Cosmic radio waves caught in real time

By Lauren Davis
Thursday, 22 January, 2015



Swinburne University of Technology PhD student Emily Petroff has become the first person to observe a ‘fast radio burst’ - a short, bright flash of radio waves from an unknown source - happening live. The results of the milestone have been published in the Monthly Notices of the Royal Astronomical Society.

Fast radio bursts are “one of the biggest mysteries in the universe”, according to John Mulchaey from Carnegie Observatories in the US. Lasting only a few milliseconds, there is a great deal of scientific interest in the origins of these intriguing phenomena.

In 2007, the first fast radio burst was discovered by astronomers combing the Parkes Radio Telescope data archive for unrelated objects. Since then, five more bursts - apparently from outside our galaxy - have been retroactively observed through the Parkes telescope, as well as a sixth with Puerto Rico’s Arecibo telescope.

“These bursts were generally discovered weeks, months or even more than a decade after they happened,” said Petroff, who was so confident that she’d spot a live burst that she had an international team of astronomers poised to make rapid follow-up observations on other wavelengths - including infrared light, visible light, ultraviolet light and X-ray waves.

A simulation of CSIRO’s Parkes Radio Telescope capturing a fast radio burst as it happened. Credit: Swinburne Astronomy Productions.

After the Parkes telescope saw the burst go off, the team mobilised 12 telescopes located around the world - in Australia, California, the Canary Islands, Chile, Germany, Hawaii, India and even in space.

Daniele Malesani, an astrophysicist from the Niels Bohr Institute at the University of Copenhagen, said the Swift space telescope “saw two X-ray sources”, which were confirmed by the Nordic Optical Telescope on La Palma. However, fellow Niels Bohr Institute astrophysicist Giorgos Leloudas said these two sources were quasars - active black holes - which “just happen to be located in the same direction”.

“No counterparts were seen in the optical, infrared, ultraviolet or X-ray,” stated CSIRO’s Simon Johnston. This eliminates a number of astronomical phenomena, added Malesani, “such as gamma-ray bursts from exploding stars and supernovae, which were otherwise candidates for the burst”.

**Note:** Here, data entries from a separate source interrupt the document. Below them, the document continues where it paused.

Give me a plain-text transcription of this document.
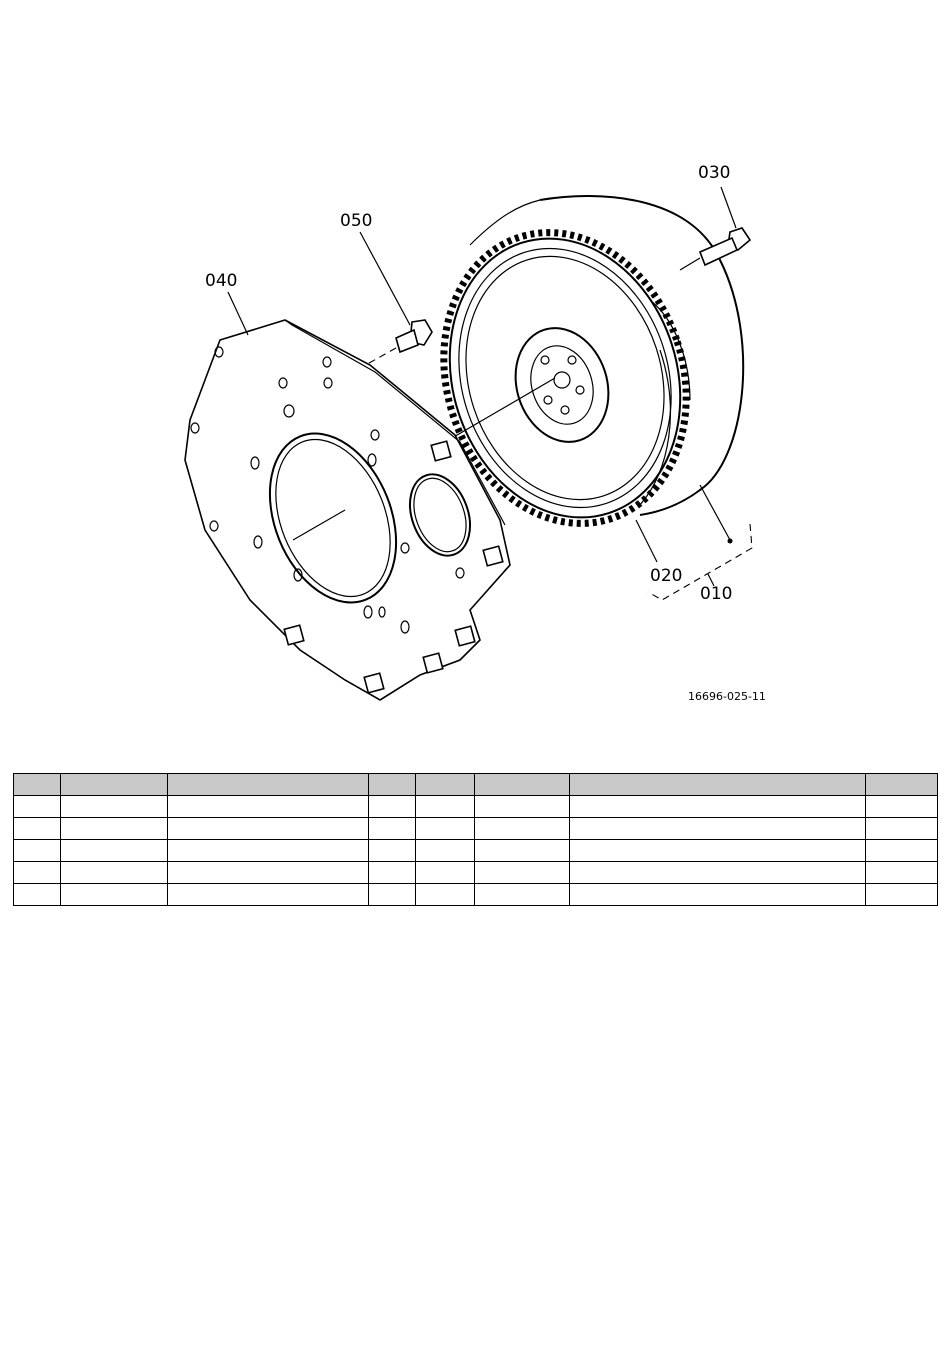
030
050
040
020
010
16696-025-11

The intensity profile of the fast radio burst, showing how quickly it evolved in time. Before and after the burst, only noise from the sky was detected. Credit: Swinburne Astronomy Productions.

The team did observe that the source of the new burst was up to 5.5 billion light-years from Earth. Petroff explained, “This means it could have given off as much energy in a few milliseconds as the Sun does in a day.”

The Parkes detection system also captured the polarisation of the light, ie, the direction in which electromagnetic waves oscillate (either linearly or circularly polarised). The signal from the radio wave burst was more than 20% circularly polarised and suggests that there is a magnetic field in the vicinity.

“The neat idea that we are seeing a neutron star imploding into a black hole remains a possibility,” said Johnston.

Petroff, for one, is certain that identifying the origin of the fast radio bursts is now only a matter of time.

“We’ve set the trap,” she said. “Now we just have to wait for another burst to fall into it.”